Headline.co.id, Jakarta ~ Pemerintah Indonesia bersama Bank Indonesia (BI) dan Dewan Ekonomi Nasional (DEN) menegaskan komitmen untuk memperkuat koordinasi kebijakan fiskal dan moneter guna menjaga stabilitas ekonomi nasional. Langkah ini diambil sebagai respons terhadap meningkatnya ketidakpastian ekonomi global. Pertemuan koordinasi yang dihadiri oleh DPR RI, Bank Indonesia, Kementerian Keuangan, dan Dewan Ekonomi Nasional menjadi wadah untuk membahas strategi tersebut pada Senin (29/6/2026) di Jakarta.
Wakil Ketua Dewan Ekonomi Nasional, Mari Elka Pangestu, menekankan pentingnya respons kebijakan yang cepat dan terkoordinasi untuk menjaga ketahanan ekonomi Indonesia. “Kondisi global yang penuh ketidakpastian menjadi tantangan yang dihadapi seluruh negara,” ujar Mari Elka usai rapat bersama pimpinan DPR RI. Ia menambahkan bahwa meskipun tekanan terhadap nilai tukar rupiah lebih besar dibandingkan beberapa negara lain, fundamental ekonomi Indonesia masih relatif kuat.
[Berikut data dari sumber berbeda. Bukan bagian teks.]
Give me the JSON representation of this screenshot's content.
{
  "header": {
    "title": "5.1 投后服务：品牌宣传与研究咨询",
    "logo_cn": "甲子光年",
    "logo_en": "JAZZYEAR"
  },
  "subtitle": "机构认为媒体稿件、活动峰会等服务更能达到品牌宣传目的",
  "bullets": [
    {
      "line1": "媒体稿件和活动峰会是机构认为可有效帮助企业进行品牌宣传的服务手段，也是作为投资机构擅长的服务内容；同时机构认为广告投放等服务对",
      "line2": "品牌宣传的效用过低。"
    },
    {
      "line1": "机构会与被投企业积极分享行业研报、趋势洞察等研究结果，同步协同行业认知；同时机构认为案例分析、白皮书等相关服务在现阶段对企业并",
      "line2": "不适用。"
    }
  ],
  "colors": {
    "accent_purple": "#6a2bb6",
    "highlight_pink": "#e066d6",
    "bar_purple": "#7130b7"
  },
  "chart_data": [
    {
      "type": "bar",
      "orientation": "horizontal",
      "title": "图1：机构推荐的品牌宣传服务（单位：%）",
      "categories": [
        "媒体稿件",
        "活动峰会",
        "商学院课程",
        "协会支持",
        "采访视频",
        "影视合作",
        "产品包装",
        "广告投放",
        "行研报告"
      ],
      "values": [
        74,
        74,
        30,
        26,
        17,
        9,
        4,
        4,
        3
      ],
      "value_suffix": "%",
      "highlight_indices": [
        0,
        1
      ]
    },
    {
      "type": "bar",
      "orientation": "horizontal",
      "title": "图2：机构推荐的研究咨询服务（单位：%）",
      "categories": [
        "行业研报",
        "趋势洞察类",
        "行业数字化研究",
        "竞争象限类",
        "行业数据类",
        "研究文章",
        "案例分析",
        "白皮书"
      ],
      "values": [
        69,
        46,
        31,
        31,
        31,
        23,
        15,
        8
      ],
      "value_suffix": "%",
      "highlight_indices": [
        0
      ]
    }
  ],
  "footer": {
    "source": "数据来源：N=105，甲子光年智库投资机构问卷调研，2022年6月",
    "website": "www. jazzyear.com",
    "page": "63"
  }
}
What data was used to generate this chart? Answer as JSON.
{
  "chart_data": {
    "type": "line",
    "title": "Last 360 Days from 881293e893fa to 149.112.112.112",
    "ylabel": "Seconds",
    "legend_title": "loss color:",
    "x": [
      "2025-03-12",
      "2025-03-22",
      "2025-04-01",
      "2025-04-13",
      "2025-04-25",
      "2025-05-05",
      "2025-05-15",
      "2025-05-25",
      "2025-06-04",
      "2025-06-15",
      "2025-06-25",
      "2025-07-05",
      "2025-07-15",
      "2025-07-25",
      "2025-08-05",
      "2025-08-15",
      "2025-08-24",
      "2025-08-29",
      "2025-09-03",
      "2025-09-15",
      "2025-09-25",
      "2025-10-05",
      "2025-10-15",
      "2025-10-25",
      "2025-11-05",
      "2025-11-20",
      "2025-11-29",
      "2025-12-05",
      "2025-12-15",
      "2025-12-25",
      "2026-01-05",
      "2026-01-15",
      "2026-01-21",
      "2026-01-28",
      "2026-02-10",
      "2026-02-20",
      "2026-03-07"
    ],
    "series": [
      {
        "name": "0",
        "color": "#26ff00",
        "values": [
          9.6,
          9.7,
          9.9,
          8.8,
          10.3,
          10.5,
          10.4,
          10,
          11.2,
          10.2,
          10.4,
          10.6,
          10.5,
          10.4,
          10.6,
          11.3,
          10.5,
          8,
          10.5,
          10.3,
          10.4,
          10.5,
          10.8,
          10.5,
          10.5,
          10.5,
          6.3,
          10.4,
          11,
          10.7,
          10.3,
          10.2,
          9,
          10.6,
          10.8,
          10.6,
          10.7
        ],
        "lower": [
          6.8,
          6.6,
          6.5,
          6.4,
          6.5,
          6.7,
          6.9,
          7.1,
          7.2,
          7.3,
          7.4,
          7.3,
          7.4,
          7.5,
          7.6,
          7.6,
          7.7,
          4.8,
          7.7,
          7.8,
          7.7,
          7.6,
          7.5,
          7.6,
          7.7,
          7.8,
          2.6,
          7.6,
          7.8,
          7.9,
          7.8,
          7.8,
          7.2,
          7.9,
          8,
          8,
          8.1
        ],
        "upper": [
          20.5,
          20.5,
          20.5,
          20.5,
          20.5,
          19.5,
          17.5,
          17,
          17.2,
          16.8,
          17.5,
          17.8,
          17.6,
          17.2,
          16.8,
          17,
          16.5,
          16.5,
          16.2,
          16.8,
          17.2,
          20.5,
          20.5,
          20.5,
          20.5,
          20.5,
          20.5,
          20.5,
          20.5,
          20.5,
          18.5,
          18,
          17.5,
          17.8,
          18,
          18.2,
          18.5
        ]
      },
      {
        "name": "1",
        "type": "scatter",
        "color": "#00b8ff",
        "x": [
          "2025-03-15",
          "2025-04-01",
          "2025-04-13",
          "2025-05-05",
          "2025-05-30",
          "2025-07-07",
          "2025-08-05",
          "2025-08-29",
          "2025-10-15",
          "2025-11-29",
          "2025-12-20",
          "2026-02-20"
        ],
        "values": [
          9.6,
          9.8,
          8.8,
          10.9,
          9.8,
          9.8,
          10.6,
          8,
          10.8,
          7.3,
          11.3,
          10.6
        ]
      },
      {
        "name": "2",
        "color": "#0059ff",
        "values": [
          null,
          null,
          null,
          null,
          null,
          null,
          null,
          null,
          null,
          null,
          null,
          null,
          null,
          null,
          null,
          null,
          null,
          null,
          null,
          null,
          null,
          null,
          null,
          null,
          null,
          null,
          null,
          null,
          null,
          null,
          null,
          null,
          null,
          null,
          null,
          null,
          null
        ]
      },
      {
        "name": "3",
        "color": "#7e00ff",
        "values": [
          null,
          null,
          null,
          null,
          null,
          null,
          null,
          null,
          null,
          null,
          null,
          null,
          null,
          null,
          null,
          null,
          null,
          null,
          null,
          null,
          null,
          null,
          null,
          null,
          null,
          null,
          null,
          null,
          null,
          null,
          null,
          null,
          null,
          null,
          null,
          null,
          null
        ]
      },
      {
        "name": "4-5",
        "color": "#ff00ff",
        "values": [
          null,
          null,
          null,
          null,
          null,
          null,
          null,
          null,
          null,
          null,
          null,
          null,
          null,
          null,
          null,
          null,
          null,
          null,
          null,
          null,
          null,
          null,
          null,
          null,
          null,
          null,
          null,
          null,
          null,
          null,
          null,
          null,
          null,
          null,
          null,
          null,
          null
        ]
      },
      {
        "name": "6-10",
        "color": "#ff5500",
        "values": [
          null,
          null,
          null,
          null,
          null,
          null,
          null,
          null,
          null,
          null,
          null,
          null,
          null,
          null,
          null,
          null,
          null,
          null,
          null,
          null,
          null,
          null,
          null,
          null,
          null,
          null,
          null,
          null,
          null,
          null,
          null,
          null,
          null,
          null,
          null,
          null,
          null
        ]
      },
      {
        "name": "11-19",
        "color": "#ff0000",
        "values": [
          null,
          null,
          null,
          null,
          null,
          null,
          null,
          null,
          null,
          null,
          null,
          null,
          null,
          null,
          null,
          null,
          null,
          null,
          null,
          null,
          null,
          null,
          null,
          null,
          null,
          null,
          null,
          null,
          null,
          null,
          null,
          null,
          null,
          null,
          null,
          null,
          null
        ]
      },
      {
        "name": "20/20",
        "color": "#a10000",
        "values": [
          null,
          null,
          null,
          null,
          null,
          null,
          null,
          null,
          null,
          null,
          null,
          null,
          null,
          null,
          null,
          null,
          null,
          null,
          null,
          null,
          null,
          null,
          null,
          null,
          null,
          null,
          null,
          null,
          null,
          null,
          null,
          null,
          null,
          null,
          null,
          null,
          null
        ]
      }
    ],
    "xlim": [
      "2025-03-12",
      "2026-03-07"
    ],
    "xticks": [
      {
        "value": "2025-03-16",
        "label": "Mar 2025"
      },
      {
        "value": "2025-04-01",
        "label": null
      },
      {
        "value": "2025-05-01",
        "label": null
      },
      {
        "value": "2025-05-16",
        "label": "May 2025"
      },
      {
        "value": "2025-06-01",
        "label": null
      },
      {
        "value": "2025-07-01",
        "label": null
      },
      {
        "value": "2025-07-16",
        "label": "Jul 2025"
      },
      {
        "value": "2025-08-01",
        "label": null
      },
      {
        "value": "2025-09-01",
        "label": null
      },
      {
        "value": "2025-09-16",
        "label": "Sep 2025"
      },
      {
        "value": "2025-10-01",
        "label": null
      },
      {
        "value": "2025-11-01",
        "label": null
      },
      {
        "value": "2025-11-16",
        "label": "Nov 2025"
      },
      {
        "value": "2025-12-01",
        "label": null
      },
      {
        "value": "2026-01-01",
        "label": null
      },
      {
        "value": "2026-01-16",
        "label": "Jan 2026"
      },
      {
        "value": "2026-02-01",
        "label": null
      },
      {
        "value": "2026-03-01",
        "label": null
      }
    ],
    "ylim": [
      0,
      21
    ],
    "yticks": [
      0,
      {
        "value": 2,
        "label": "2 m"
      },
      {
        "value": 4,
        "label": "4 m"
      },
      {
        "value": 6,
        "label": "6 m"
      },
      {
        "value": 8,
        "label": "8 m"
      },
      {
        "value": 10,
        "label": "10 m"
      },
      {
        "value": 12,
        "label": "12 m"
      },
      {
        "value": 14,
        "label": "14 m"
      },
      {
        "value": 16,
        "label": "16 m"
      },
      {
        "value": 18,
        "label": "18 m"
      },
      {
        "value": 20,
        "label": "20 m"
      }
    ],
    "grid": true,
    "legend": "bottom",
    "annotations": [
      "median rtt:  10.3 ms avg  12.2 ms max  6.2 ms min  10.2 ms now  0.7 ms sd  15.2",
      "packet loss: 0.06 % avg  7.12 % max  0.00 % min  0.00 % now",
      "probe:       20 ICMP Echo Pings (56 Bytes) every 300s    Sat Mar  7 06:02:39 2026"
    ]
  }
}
Deputi Gubernur Senior Bank Indonesia, Destry Damayanti, menjelaskan bahwa koordinasi otoritas fiskal dan moneter semakin penting di tengah tingginya ketidakpastian global. BI telah mengambil langkah-langkah untuk menjaga stabilitas, terutama melalui kebijakan suku bunga dan pengelolaan likuiditas. Hingga 26 Juni 2026, aliran dana asing ke instrumen Surat Berharga Negara (SBN) dan Sekuritas Rupiah Bank Indonesia (SRBI) mencapai sekitar USD9 miliar secara year to date, mencerminkan meningkatnya kepercayaan investor terhadap perekonomian Indonesia.
Langkah Fiskal dan Moneter
Wakil Menteri Keuangan, Juda Agung, menegaskan bahwa kondisi Anggaran Pendapatan dan Belanja Negara (APBN) tetap sehat. Hingga Mei 2026, defisit anggaran tercatat sebesar 0,7 persen terhadap produk domestik bruto (PDB) dan diperkirakan tetap di bawah batas 3 persen hingga akhir tahun. Pemerintah juga memutuskan untuk memperpanjang penempatan dana sebesar Rp281 triliun di perbankan hingga akhir Desember 2026, serta menyiapkan tambahan dana siaga sebesar Rp100 triliun untuk menjaga likuiditas perbankan.
Koordinasi Lintas Sektor
Menteri Sekretaris Negara, Prasetyo Hadi, menekankan pentingnya koordinasi lintas kementerian dan lembaga dalam menjaga momentum pertumbuhan ekonomi nasional. “Pengelolaan ekonomi membutuhkan kerja sama seluruh pemangku kepentingan, mulai dari penyusunan kebijakan makro, fiskal, hingga penyelesaian persoalan sektor riil,” ujar Prasetyo. Pemerintah optimistis bahwa sinergi yang kuat otoritas fiskal, moneter, dan berbagai lembaga terkait akan mampu menjaga stabilitas ekonomi nasional.
Dengan langkah-langkah ini, pemerintah berharap dapat memperkuat kepercayaan pelaku usaha dan investor di tengah dinamika ekonomi global yang terus berubah.